Julian Assange's demand for an English translator that speaks Australian causes everyone's eyes to roll so hard that it makes the earth bleed

Shitty roommate and brilliant legal tactician Julian Assange's ploy to assure his freedom from persecution by suing the only country in the world willing to shield him from those longing to throw him in the clink has hit a tiny snag: a language barrier. According to the English-speaking Assange, his self-righteous blather differs from what the rest of the English-speaking world gets along with:

From The Sydney Morning Herald:

The first hearing in Julian Assange's lawsuit against Ecuador's Foreign Affairs Ministry was suspended as the WikiLeaks founder was unable to understand his translator, and the judge called for a replacement fluent in "Australian."

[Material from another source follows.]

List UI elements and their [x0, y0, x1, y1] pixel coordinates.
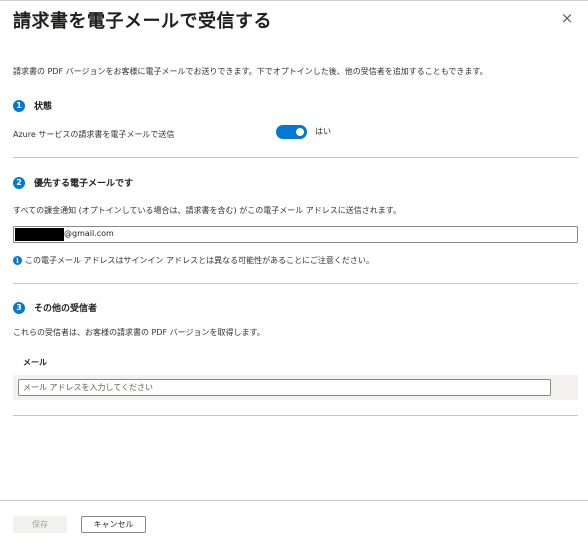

Speaking from Ecuador's Embassy in London via Skype, Assange said the court-appointed translation service was "not good enough." Judge Karina Martinez said that it was indispensable that Assange testify, and said the court had erred by appointing a translator who only spoke English, apparently under the impression that Australian dialect is unintelligible to other anglophones.

Sure.

Once Assange finds himself an Australian translator, the courts will go forward with his suit against the Ecuadorian government. They took away his Internet! They want him to clean his room! They've been sheltering him from European law enforcement in their London Embassy since 2012! The nerve.

Unsurprisingly, Ecuador is less than impressed with their long-term political houseguest filing suit against them. In response to Assange's whinging, the nation's rolled back their offer to assist him with negotiating his fate with the British government.

I don't normally go in for courtroom drama, but I am so here for this shit.